We know for ourselves the perils of going in undercooked to a championship opener on foreign soil. In fairness to New York, they did say plenty in the build-up to last night’s match that this was the best team they’d fielded since they’d run Galway close back in 2010 so Kevin McStay and his colleagues should have been expecting a stern enough challenge.
But, of course, the stats would have told them that since that seven-point game with Galway six years ago, the best the Yanks have done has been to keep the margin down to sixteen points (historic data here). The Rossies would surely have taken the field last night expecting to emerge with a victory of similar proportions.
They didn’t, though, and by the sounds of it they could easily have fallen to what would surely have been the biggest shock result in championship history. They never shook clear of New York at any point – the furthest they were ever ahead was
just three six points – and it seems they wilted alarmingly as the Yanks, with Brian Gallagher from Claremorris leading the charge from midfield for the locals, came at them in waves at the finish.
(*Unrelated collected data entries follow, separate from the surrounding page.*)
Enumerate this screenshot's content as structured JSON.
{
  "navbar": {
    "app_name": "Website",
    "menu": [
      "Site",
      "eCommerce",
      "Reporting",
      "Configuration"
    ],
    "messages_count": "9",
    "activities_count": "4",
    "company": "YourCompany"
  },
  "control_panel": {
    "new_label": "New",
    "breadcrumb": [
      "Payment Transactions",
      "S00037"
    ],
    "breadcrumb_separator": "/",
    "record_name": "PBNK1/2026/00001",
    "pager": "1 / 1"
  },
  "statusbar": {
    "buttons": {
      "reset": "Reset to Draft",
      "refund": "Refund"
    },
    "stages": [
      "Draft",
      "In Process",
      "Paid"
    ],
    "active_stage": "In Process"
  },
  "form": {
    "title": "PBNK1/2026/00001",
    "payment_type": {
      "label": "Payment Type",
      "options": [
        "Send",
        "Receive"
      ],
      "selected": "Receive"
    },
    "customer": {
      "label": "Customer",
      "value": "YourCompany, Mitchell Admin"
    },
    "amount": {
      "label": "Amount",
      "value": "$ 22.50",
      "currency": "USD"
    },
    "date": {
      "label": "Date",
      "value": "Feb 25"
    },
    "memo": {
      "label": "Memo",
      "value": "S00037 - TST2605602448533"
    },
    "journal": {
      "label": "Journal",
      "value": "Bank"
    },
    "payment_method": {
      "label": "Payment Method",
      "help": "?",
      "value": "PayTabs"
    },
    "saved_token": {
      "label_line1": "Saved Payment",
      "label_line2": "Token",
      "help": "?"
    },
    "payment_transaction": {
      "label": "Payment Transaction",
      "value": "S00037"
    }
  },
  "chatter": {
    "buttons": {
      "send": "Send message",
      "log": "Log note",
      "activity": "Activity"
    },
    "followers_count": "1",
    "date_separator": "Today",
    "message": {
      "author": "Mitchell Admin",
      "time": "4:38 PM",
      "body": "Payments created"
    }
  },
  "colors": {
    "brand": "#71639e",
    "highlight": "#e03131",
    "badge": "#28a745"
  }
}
But the Rossies survived and the question now is what this result – and the Sheepstealers’ abject performance – means in the broader scheme of things. It’d be easy from our perspective to ladle on the schadenfreude: that’s where Kildare-esque early-in-the-year form gets you, this is what peaking in April looks like and all that.
We’d need to be careful, though, with that type of reasoning. The most important thing that Roscommon needed to do last night was win and in that they succeeded. They’re still in the Connacht championship and still on a possible collision course with us come July. But that’s all further down the road.
John McGahern once said that the biggest task facing the writer was “to mind his sentences”. In that context, the most important one that needs looking after is the one that comes next. One step at a time.
Roscommon next face McGahern’s own countymen up at Carrick and they can expect Leitrim to have a right cut at them then. Win that one and they have another hurdle to surmount before they can even start thinking of a Connacht final appearance. The best thing they can do now is keep the heads down and concentrate solely on the next hurdle facing them. We’d be well advised to do the same.